L'arnaque des comptes rebonds, qui consiste à faire transiter frauduleusement de l’argent à travers une cascade de comptes bancaires, inquiète l'Autorité de contrôle prudentiel et de résolution (ACPR). Elle lance l'alerte dans son dernier rapport.

L'Autorité de contrôle prudentiel et de résolution (ACPR) livre un constat pour le moins alarmant dans son rapport publié jeudi 17 juillet. Ce dernier porte sur les « comptes rebonds », ces autoroutes du blanchiment d'escroqueries, qui déferlent sur le système bancaire français. Ces comptes fantômes ont fait transiter 661 millions d'euros de fonds douteux en 2023, explique l'autorité, place dans son viseur les établissements numériques qui concentrent l'essentiel des virements frauduleux identifiés.
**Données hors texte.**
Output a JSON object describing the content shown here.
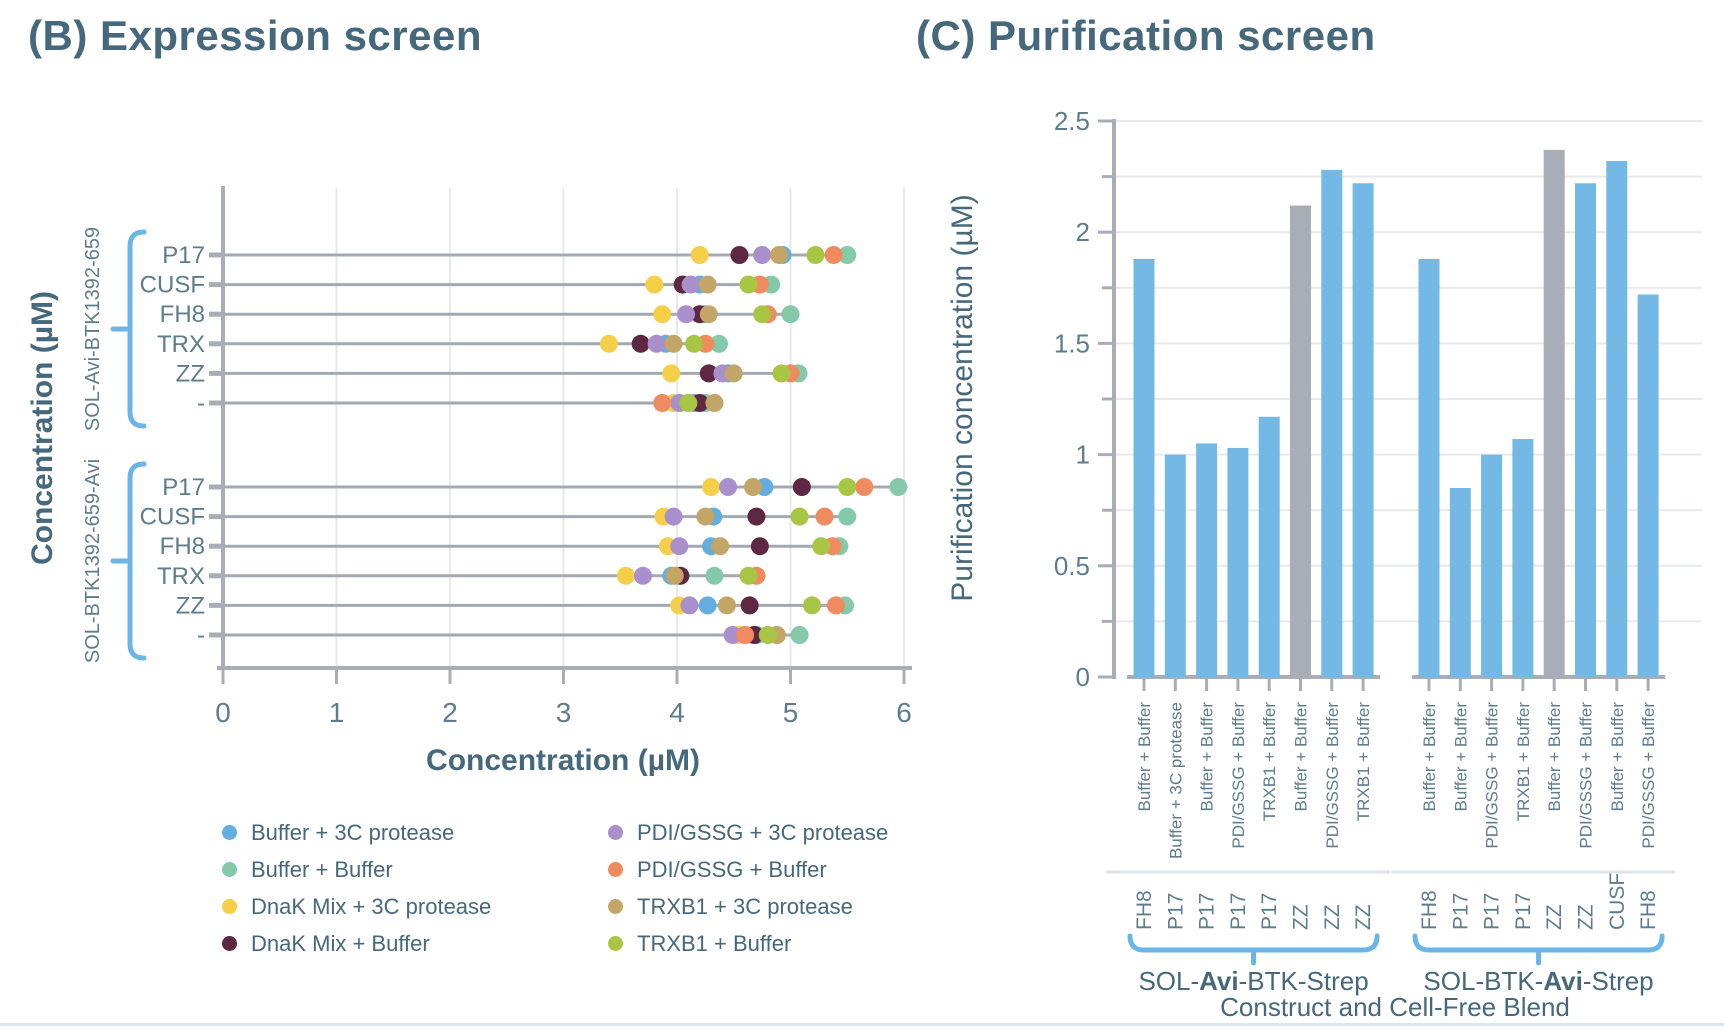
{
  "panelB": {
    "title_bind_note": "see chart_data.0.title"
  },
  "panelC": {
    "title_bind_note": "see chart_data.1.title"
  },
  "colors": {
    "title": "#45687c",
    "text": "#45687c",
    "text_light": "#5d7d8e",
    "axis": "#a9aeb6",
    "rowline": "#a2a9b3",
    "grid": "#e7e9ed",
    "brace": "#6ab5e8",
    "separator": "#dfe2e6",
    "bottom_rule": "#d9e7ef",
    "bar_blue": "#74b9e6",
    "bar_gray": "#a9aeb6"
  },
  "chart_data": [
    {
      "type": "scatter",
      "panel": "B",
      "title": "(B) Expression screen",
      "xlabel": "Concentration (µM)",
      "ylabel": "Concentration (µM)",
      "xlim": [
        0,
        6
      ],
      "x_ticks": [
        0,
        1,
        2,
        3,
        4,
        5,
        6
      ],
      "grid": true,
      "series": [
        {
          "name": "Buffer + 3C protease",
          "color": "#63aede"
        },
        {
          "name": "Buffer + Buffer",
          "color": "#85c9ab"
        },
        {
          "name": "DnaK Mix + 3C protease",
          "color": "#f5cf47"
        },
        {
          "name": "DnaK Mix + Buffer",
          "color": "#5e2742"
        },
        {
          "name": "PDI/GSSG + 3C protease",
          "color": "#a98fcb"
        },
        {
          "name": "PDI/GSSG + Buffer",
          "color": "#f08a5f"
        },
        {
          "name": "TRXB1 + 3C protease",
          "color": "#c3a567"
        },
        {
          "name": "TRXB1 + Buffer",
          "color": "#a8c643"
        }
      ],
      "groups": [
        {
          "label": "SOL-Avi-BTK1392-659",
          "categories": [
            "P17",
            "CUSF",
            "FH8",
            "TRX",
            "ZZ",
            "-"
          ],
          "rows": [
            [
              4.93,
              5.5,
              4.2,
              4.55,
              4.75,
              5.38,
              4.9,
              5.22
            ],
            [
              4.2,
              4.83,
              3.8,
              4.05,
              4.12,
              4.73,
              4.27,
              4.63
            ],
            [
              4.25,
              5.0,
              3.87,
              4.2,
              4.08,
              4.8,
              4.28,
              4.75
            ],
            [
              3.9,
              4.37,
              3.4,
              3.68,
              3.82,
              4.25,
              3.97,
              4.15
            ],
            [
              4.45,
              5.07,
              3.95,
              4.28,
              4.4,
              5.0,
              4.5,
              4.92
            ],
            [
              4.15,
              4.25,
              3.97,
              4.2,
              4.02,
              3.87,
              4.33,
              4.1
            ]
          ]
        },
        {
          "label": "SOL-BTK1392-659-Avi",
          "categories": [
            "P17",
            "CUSF",
            "FH8",
            "TRX",
            "ZZ",
            "-"
          ],
          "rows": [
            [
              4.77,
              5.95,
              4.3,
              5.1,
              4.45,
              5.65,
              4.67,
              5.5
            ],
            [
              4.32,
              5.5,
              3.88,
              4.7,
              3.97,
              5.3,
              4.25,
              5.08
            ],
            [
              4.3,
              5.43,
              3.92,
              4.73,
              4.02,
              5.37,
              4.38,
              5.27
            ],
            [
              3.95,
              4.33,
              3.55,
              4.03,
              3.7,
              4.7,
              3.98,
              4.63
            ],
            [
              4.27,
              5.48,
              4.02,
              4.64,
              4.11,
              5.4,
              4.44,
              5.19
            ],
            [
              4.7,
              5.08,
              4.55,
              4.68,
              4.49,
              4.6,
              4.88,
              4.8
            ]
          ]
        }
      ]
    },
    {
      "type": "bar",
      "panel": "C",
      "title": "(C) Purification screen",
      "xlabel": "Construct and Cell-Free Blend",
      "ylabel": "Purification concentration (µM)",
      "ylim": [
        0,
        2.5
      ],
      "y_ticks": [
        0,
        0.5,
        1,
        1.5,
        2,
        2.5
      ],
      "grid": true,
      "bar_colors": {
        "default": "#74b9e6",
        "highlight": "#a9aeb6"
      },
      "groups": [
        {
          "label_prefix": "SOL-",
          "label_bold": "Avi",
          "label_suffix": "-BTK-Strep",
          "bars": [
            {
              "construct": "FH8",
              "blend": "Buffer + Buffer",
              "value": 1.88,
              "highlight": false
            },
            {
              "construct": "P17",
              "blend": "Buffer + 3C protease",
              "value": 1.0,
              "highlight": false
            },
            {
              "construct": "P17",
              "blend": "Buffer + Buffer",
              "value": 1.05,
              "highlight": false
            },
            {
              "construct": "P17",
              "blend": "PDI/GSSG + Buffer",
              "value": 1.03,
              "highlight": false
            },
            {
              "construct": "P17",
              "blend": "TRXB1 + Buffer",
              "value": 1.17,
              "highlight": false
            },
            {
              "construct": "ZZ",
              "blend": "Buffer + Buffer",
              "value": 2.12,
              "highlight": true
            },
            {
              "construct": "ZZ",
              "blend": "PDI/GSSG + Buffer",
              "value": 2.28,
              "highlight": false
            },
            {
              "construct": "ZZ",
              "blend": "TRXB1 + Buffer",
              "value": 2.22,
              "highlight": false
            }
          ]
        },
        {
          "label_prefix": "SOL-BTK-",
          "label_bold": "Avi",
          "label_suffix": "-Strep",
          "bars": [
            {
              "construct": "FH8",
              "blend": "Buffer + Buffer",
              "value": 1.88,
              "highlight": false
            },
            {
              "construct": "P17",
              "blend": "Buffer + Buffer",
              "value": 0.85,
              "highlight": false
            },
            {
              "construct": "P17",
              "blend": "PDI/GSSG + Buffer",
              "value": 1.0,
              "highlight": false
            },
            {
              "construct": "P17",
              "blend": "TRXB1 + Buffer",
              "value": 1.07,
              "highlight": false
            },
            {
              "construct": "ZZ",
              "blend": "Buffer + Buffer",
              "value": 2.37,
              "highlight": true
            },
            {
              "construct": "ZZ",
              "blend": "PDI/GSSG + Buffer",
              "value": 2.22,
              "highlight": false
            },
            {
              "construct": "CUSF",
              "blend": "Buffer + Buffer",
              "value": 2.32,
              "highlight": false
            },
            {
              "construct": "FH8",
              "blend": "PDI/GSSG + Buffer",
              "value": 1.72,
              "highlight": false
            }
          ]
        }
      ]
    }
  ]
}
Les comptes rebonds, des comptes fantômes qui transforment les banques en lessiveuses
Imaginez que vous venez de vous faire escroquer 10 000 euros par un faux conseiller financier. Votre argent atterrit d'abord sur un compte bancaire classique. Mais en quelques heures, il va être découpé et envoyé sur 5 ou 6 autres comptes différents, tous ouverts avec de fausses identités. C'est exactement le principe des comptes rebonds : faire disparaître l'argent volé en le faisant bondir de compte en compte.
Cette technique de camouflage rend les enquêtes presque impossibles. Quand la police remonte la piste, l'argent a déjà traversé une dizaine de comptes et file vers l'étranger. D'après l'ACPR, 60% des fonds finissent dans des banques du Luxembourg, de Lituanie ou d'Allemagne. Là-bas, les démarches pour récupérer l'argent traînent pendant des mois, voire des années.
Les escrocs jouent sur la vitesse pour échapper aux contrôles. Ils utilisent les virements instantanés et ferment les comptes dès qu'ils sentent le danger. Au final, 70% de ces comptes disparaissent en moins d'un an, emportant avec eux toute trace de l'argent volé.
Une grande entreprise française a déjà subi ce type d'arnaque
L'enseigne de mode Kiabi a pu découvrir les ravages que peuvent causer les comptes rebonds. Pendant un an, entre juillet 2023 et juillet 2024, sa trésorière a orchestré un détournement colossal de 100 millions d'euros en exploitant cette technique. Elle avait créé des comptes rebonds fictifs dans une banque européenne, camouflant ses virements frauduleux dans le flot quotidien des transactions légitimes de l'entreprise.
La perfidie du stratagème résidait dans sa simplicité apparente. La trésorière présentait ses virements comme des opérations internes de routine. Elle profitait de sa position privilégiée pour endormir la vigilance des contrôles. La mascarade a fonctionné douze longs mois.
Rare entreprise française connue pour avoir été piégée par cette méthode, Kiabi a finalement découvert le pot aux roses. L'ex-trésorière a été arrêtée et mise en examen pour escroquerie et blanchiment. Malgré la saignée financière, le spécialiste du prêt-à-porter aurait préservé sa solidité, mais l'affaire montre tout de même la vulnérabilité des structures complexes face à des fraudeurs qui maîtrise les rouages internes.
Les banques 100% en ligne, cibles privilégiées des fraudeurs
Les banques en lignes, ces établissements où tout se fait par application mobile, sont devenues le terrain de jeu favori des escrocs. L'enquête de l'ACPR montre qu'elles concentrent 90% des virements suspects. Pourquoi ? Car on peut y ouvrir un compte en dix minutes, depuis son canapé, avec très peu de vérifications la plupart du temps.
La simplicité, qui séduit les clients honnêtes, profite malheureusement aux criminels. Certaines banques vérifient l'identité pour moins de 12 euros, là où les banques traditionnelles investissent bien plus. Les fraudeurs exploitent cette faille en créant des dizaines de comptes. Ils utilisent parfois des "mules" - des complices qui prêtent leur identité - ou même des logiciels qui imitent parfaitement un visage humain pour tromper les contrôles.
Alors, pour lutter contre l'inquiétant phénomène, l'ACPR durcit les règles. Elle exige des banques qu'elles vérifient mieux l'identité des nouveaux clients, surtout à distance. Elle recommande aussi de limiter les montants que peuvent virer les nouveaux comptes et de surveiller de près les opérations bizarres, comme un étudiant qui reçoit soudainement 50 000 euros, ou un retraité qui vide son compte vers l'étranger.